At this point, you're probably really tired of waiting for me to get to the point - how do multi-button mice make you rich? (You've probably even skimmed the top half of this entry just to try and find the Juicy Tidbits - quit being lazy and start from the top, you slacker! It's worth it - you'll see as soon as you read it.)
Here's the clincher: switching your hands between the keyboard and mouse is one of those little things that takes time. It's not much time, to be sure - in fact, I doubt anyone could make a case that it consumes a significant amount of time over the course of a programmer's career. But as we've already seen, the numbers can mislead us - not because numbers are dirty little treacherous bastards (although they are), but because the numbers don't capture the whole story. And the whole story is that the feeling of slowness is far more important than real passage of time.
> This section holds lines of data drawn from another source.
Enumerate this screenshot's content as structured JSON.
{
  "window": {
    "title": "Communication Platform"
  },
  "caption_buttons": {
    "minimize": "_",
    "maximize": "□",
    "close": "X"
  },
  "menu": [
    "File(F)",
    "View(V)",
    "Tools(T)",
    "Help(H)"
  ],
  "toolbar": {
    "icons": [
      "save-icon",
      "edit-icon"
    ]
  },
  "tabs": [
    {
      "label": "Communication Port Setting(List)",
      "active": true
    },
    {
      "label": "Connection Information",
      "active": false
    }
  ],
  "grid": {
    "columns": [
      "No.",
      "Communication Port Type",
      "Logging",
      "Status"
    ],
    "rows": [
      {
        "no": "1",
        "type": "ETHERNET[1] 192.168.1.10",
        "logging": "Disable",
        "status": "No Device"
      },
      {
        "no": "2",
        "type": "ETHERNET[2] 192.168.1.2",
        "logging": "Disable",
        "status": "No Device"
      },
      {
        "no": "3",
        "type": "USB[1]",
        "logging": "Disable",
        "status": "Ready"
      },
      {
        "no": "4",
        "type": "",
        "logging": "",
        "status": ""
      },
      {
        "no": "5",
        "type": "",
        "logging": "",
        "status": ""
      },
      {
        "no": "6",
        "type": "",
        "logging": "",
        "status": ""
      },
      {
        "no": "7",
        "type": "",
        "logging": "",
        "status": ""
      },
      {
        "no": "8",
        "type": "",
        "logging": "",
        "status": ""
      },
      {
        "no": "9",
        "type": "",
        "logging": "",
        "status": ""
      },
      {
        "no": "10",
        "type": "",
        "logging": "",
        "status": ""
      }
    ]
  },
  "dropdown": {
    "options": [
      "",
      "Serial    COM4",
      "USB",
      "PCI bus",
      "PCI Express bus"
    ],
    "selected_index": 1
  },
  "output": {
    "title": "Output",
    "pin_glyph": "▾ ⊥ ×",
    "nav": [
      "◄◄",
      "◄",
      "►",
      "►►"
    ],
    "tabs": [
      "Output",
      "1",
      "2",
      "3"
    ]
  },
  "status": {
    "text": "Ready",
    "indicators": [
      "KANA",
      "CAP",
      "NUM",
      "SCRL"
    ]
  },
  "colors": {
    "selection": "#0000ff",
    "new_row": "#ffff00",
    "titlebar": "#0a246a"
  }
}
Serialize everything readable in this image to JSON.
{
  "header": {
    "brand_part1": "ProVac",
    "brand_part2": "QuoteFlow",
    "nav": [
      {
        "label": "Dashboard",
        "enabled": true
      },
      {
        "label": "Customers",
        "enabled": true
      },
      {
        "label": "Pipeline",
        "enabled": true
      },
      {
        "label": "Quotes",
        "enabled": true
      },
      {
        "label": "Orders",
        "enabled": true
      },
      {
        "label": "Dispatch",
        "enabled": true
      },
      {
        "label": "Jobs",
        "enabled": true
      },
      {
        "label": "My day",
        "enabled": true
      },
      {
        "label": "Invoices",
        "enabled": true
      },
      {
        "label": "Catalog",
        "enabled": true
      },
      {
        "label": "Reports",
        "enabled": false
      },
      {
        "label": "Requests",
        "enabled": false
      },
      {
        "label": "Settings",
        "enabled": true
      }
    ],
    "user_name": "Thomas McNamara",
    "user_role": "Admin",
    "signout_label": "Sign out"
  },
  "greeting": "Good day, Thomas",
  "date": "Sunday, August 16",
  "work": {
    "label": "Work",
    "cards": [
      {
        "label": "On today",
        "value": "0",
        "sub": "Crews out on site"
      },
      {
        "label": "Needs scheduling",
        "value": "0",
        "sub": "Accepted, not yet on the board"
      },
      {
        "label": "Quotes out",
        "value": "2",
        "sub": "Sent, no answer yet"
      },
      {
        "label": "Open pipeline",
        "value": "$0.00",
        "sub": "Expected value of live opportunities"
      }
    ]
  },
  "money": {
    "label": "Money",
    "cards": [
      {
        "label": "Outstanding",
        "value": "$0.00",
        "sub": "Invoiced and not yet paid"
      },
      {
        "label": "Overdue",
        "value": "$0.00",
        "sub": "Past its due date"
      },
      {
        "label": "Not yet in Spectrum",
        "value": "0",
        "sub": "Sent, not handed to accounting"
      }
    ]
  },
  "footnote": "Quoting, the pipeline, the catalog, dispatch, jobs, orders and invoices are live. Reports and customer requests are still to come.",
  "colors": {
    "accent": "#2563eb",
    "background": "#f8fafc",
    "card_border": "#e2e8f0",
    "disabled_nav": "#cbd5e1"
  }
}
I originally bought a Razer Diamondback Plasma mouse for my gaming machine. Recently, for no real good reason, I decided to try hooking it up to my development box. Since it was all set up, I figured I'd try an experiment, and map the extra 4 buttons it makes available. Two I have linked to Forward/Back in my web browser, and two are linked to Copy and Paste.
In the week since I've set this up, I've noticed a tremendous increase in how productive I feel - I'm running sessions a lot longer than I ever used to, and feeling less drained afterwards. I suppose it might be the illegal drugs I'm sampling on the side, but I suspect credit is due to the mouse buttons. They've saved me the trouble of moving my hands around more than I need to, and as a result my perception of my work experience has improved dramatically.
I've since bought a second Diamondback to permanently replace the old Logitech cheap-ass mouse I was using before.
So what's the moral of the story? No, it's not a concealed advertisement for Razer mice. (Although... if anyone from Razer is reading, feel free to drop me an email and we can talk about endorsement deals...) The moral of the story is that time management on a small scale is a tricky beast. Shaving down milliseconds is an important investment, even though it may not seem like it if we insist on treating time management as a zero-sum affair.
In the spirit of improving all you anal-retentive manager types (bonus question: how many times have I overused that phrase lately?), here's your action point for the day: go out and buy all of your programmers the fastest machines you can afford. Yes, the difference between 2.0GHz and 2.2GHz processors matters. Yes, I know the benchmarks say the price-to-performance ratio isn't worth it. To hell with the benchmarks. This is millisecond-shaving, and having the absolute top-end hardware will make your programmers that much less likely to subconsciously suspect that they are wasting time waiting for their computer to finish things.
Hardware isn't all, though - buy the latest and best tools. When applicable, consider buying a support license/contract and hiring someone to help streamline your installed tools. Divert a programmer or two specifically to go around the team and look for tasks that can be automated. Encourage everyone to set up hotkeys, macros, and other time-savers.
And put away that damn Excel sheet - you're not going to save time on paper. But I've got a nice shiny new mouse that says you'll become more productive as a whole.